Combining physics and management forces

Physics in all its variants is the strength of the European fusion laboratories. Technics and project management are the strengths of industry. EUROfusion is about to join all forces.

Back in 2010, the European Commission decided that industry should play a more active role in the development of fusion technology; especially while defining a reactor technology programme and participating in the power plant design beyond ITER. This was made one of the missions for the Fusion Industry Innovation Forum (FIIF) which was established at that time. In 2010, it was already clear that this meant the implementation of collaboration between industry and the fusion research centres. Before EUROfusion and up to now, however, fusion-related industrial work in Europe has focused on the ITER project and a number of other projects, such as Wendelstein 7-X or the contributions to the Broader Approach, a joint project between Fusion For Energy, Japan and EUROfusion. Hence, industrial work has been centered on manufacturing and construction, a situation which, of course, cannot change drastically before the ITER procurement activities are completed.

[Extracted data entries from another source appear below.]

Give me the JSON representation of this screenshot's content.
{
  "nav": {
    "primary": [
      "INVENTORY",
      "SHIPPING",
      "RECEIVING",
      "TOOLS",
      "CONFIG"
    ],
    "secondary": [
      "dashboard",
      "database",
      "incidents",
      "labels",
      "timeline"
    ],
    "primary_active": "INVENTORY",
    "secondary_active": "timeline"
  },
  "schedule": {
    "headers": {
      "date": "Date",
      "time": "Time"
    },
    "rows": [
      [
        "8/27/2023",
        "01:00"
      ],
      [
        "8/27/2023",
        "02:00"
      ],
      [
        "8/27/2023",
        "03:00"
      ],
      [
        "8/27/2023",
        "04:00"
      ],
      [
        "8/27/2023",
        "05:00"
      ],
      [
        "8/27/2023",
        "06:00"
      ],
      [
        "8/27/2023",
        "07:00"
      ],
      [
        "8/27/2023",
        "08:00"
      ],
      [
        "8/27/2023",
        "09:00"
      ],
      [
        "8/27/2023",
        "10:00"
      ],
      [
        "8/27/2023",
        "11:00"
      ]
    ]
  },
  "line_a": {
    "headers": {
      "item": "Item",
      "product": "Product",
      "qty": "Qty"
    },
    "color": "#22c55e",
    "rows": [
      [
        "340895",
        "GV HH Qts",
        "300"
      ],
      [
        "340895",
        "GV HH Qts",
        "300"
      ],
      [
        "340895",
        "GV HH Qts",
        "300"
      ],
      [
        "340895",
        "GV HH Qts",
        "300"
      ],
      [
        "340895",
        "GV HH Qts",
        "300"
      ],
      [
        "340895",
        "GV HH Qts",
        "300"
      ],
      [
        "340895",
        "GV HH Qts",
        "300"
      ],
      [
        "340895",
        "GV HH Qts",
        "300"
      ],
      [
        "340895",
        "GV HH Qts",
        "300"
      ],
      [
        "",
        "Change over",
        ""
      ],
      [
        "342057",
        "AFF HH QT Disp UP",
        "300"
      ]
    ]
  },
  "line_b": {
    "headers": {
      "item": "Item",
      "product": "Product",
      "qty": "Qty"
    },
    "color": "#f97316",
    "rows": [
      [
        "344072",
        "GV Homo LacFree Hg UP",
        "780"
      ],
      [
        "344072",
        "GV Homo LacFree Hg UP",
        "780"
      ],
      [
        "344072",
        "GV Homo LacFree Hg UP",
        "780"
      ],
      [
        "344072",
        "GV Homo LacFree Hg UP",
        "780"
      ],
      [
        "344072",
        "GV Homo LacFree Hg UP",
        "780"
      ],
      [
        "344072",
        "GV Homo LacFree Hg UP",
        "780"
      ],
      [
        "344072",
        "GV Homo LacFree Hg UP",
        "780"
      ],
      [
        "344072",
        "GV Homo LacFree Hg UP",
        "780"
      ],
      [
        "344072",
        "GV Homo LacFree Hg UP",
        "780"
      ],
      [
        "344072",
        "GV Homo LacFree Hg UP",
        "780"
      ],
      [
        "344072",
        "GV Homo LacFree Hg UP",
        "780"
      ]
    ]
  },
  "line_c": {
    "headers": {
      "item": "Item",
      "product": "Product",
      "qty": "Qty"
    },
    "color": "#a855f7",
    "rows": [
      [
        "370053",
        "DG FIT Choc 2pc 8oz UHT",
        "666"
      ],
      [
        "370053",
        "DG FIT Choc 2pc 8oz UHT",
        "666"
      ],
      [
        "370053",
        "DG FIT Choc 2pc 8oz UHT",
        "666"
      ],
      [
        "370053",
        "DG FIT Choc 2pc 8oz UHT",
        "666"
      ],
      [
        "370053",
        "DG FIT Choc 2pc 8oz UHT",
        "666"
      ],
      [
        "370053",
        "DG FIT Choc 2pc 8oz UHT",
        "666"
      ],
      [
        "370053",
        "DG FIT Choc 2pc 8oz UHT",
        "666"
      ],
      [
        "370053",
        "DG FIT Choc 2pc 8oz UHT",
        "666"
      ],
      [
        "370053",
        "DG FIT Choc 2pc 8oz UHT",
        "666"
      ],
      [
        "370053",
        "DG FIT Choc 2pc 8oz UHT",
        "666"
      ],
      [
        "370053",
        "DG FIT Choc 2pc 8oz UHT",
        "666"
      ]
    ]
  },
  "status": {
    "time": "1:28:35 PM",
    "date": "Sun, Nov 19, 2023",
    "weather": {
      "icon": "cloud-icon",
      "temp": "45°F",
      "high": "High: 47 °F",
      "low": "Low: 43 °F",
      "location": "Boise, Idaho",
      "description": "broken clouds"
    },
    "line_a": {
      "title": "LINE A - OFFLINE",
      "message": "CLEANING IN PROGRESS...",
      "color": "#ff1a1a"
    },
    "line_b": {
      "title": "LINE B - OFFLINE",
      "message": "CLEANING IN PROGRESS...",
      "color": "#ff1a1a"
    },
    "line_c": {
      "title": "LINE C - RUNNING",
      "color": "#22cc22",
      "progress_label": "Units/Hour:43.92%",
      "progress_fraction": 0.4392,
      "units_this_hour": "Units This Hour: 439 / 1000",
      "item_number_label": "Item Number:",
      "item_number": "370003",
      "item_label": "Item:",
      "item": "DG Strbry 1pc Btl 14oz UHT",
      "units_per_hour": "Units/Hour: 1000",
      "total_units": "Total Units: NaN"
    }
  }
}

Nevertheless, the Roadmap to Fusion Electricity issued in 2012 communicated the European vision of a post-ITER device, a vision of a fusion demonstration power plant to be developed by the Research Units in a new partnership with industry. Now industry would come back into play to design the engineering for a completely new plant. For the time being (2014 – 2018), the first steps on this road are being made by EUROfusion.

In 2014, the involvement of industry in DEMO included a mere ten industrial full time employees. A certain deficit which reflected the fact that EUROfusion was a new entity.The available funding was rather limited and there were distances between the partners: they had difficulties in understanding one another, listening to each other and integrating teams.

Dr Thomas Mull. Picture: private

Dr Thomas Mull. Picture: private

But this situation has improved, thanks to dedicated efforts from EUROfusion. Industry involvement will have more than doubled in 2016, and in 2017 it is in a good position to reach five times the level of 2014. The flow of information between EUROfusion and industry has intensified thanks to the contact points implemented by the FIIF and EUROfusion’s Power Plant Physics and Technology Expert Group (PPPTEG). In fact, industry is participating now in the plant design. The collaboration has still room for improvements. Aware of that, EUROfusion is currently investigating how to exploit industrial management skills for PPPT. From an industrial point of view, project management is a centralised process, hierarchically structured with a clear delegation of entitlements and responsibilities, with commitments and deliveries with regard to time and quality.  Among the challenges ahead, the key issues will be, firstly, to sustainably secure industrial support and, secondly, to truly transfer leadership from research to industry.

Dr Thomas Mull, Areva
Thomas Mull (born 1960) has joined AREVA GmbH (then Siemens Power Generation Kraftwerkunion KWU) in 1992. In 2012, he took over responsibility for Nuclear Fusion, High Temperature Reactor and Transverse Model Activities. Thomas Mull was the Administration Manager at European Fusion Engineering and Technology EEIG (EFET) for two years before the termination of EFET in 2014. In the frame of EFET, AREVA GmbH participated in the ITER Engineering Design Activities. This year, the company has started to work with EUROfusion on early DEMO industry tasks.